# Should i buy a Bloodroot blades-knife?



## jonaas (Aug 9, 2017)

Hi, I'm fortunate enough to have the opportunity of buying a beautiful gyuto from Bloodroot blades. It's a lot of money (500usd) and i wonder if it's a waste to own such a knife and not being a professional chef although I cook a lot at home?


----------



## daveb (Aug 9, 2017)

Welcome to the forum.

Nicd quandary to be in. Guess it depends on how you feel about having "the best" of something. It that brings you some joy and you're otherwise able then go for it. Don't buy it to impress anyone - they'll likely think your nuts.

And should you not like it for any reason the resale will be quick.


----------



## ynot1985 (Aug 9, 2017)

yeah resale would be very quick if you dont like it.. it's about a 4 year wait if you join his list now


----------



## Kippington (Aug 9, 2017)

daveb said:


> Don't buy it to impress anyone - they'll likely think your nuts.


 
This is sage advice.

Welcome to the forum!


----------



## Wdestate (Aug 9, 2017)

i agree with what people said. if you want a good knife get it, use it. if you decide its overkill you can probably get damn near every cent back here reselling it.


----------



## Barmoley (Aug 9, 2017)

Buy it, play with it and if you don't like it sell it. Which one do you have an opportunity to buy?


----------



## labor of love (Aug 10, 2017)

Buy it. You could resell it here if it doesn't work for you.


----------



## MontezumaBoy (Aug 10, 2017)

FWIW - I waited the 42 months just because ... worth every cent but as you can tell by the response(s) here my friends and family "already know I am a nut" ...
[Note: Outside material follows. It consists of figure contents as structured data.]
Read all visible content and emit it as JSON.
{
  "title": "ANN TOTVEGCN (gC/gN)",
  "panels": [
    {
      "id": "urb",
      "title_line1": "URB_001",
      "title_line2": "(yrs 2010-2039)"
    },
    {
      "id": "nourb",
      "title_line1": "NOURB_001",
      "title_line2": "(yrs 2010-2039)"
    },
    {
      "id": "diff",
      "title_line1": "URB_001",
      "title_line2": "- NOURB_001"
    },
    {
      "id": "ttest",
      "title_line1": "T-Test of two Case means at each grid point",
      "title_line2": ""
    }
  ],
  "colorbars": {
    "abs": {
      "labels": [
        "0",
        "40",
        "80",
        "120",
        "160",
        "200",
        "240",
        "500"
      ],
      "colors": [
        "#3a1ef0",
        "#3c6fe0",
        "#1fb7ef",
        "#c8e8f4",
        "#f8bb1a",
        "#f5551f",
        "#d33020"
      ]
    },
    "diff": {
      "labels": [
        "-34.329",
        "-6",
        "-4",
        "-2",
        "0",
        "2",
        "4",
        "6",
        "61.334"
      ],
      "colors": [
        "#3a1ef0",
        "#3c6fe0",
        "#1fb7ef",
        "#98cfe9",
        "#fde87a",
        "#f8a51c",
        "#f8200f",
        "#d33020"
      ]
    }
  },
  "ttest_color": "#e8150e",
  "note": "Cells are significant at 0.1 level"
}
Quick question - knives at home are carbon? Answer = YES then buy it but if your answer is NO I would seriously think about this ...


----------



## Mute-on (Aug 10, 2017)

If you are going to use the knife at all, it's not a waste. Even if you want to preserve it for the next generation to use, it's not a waste. 
Just buy it and enjoy


----------



## jimbob (Aug 10, 2017)

There are many home users here with knives that would slay in any environment, pro or otherwise. Depends on your knife knutedness! Buuuy it buuuuy it buuuy it


----------



## no_one_just_Roy (Aug 10, 2017)

You posted that question on THIS forum: the answer is quite obvious, isn't it?


----------



## chipzaroy (Aug 10, 2017)

Yes. Definitely yes. They're so freakin beautiful.


----------



## jonaas (Aug 10, 2017)

Thank you so much for all the answers! Since i'm aware of where i asked i thought that you would recommend me to go ahead &#128522; It's a beautiful knife and i think it would suit my needs!


----------



## Barmoley (Aug 10, 2017)

Very nice. I was trying to get this one too from august lottery. Definitely get it.


----------



## cschoedler (Aug 10, 2017)

Go for it. If you don't love it I'm sure you can find someone here who will.


----------



## Mucho Bocho (Aug 10, 2017)

Jonas, This is very special knife, and performance is only part of it. Your getting a one of a kind hand made tool by a small family of humble but talented knife makers. I do not own one, but have handled them and each one is unique, beautiful and performs. To most of us, those are some of the primary reasons why we buy them in the first place. Every day their getting harder and harder to attain.


----------



## milkbaby (Aug 10, 2017)

Did you buy it? I posted a thread when this month's sale was posted that every knife looked incredible. If you don't like it, you very likely can resell with little to no financial loss.


----------



## jonaas (Aug 10, 2017)

First i was about to buy it but i think ill have to pass. It will cost to much with all the fees involved in importing it to Sweden. Not happy about this but it's just too much money. 
Thank you for the friendly advice, hope one of you is next in line.


----------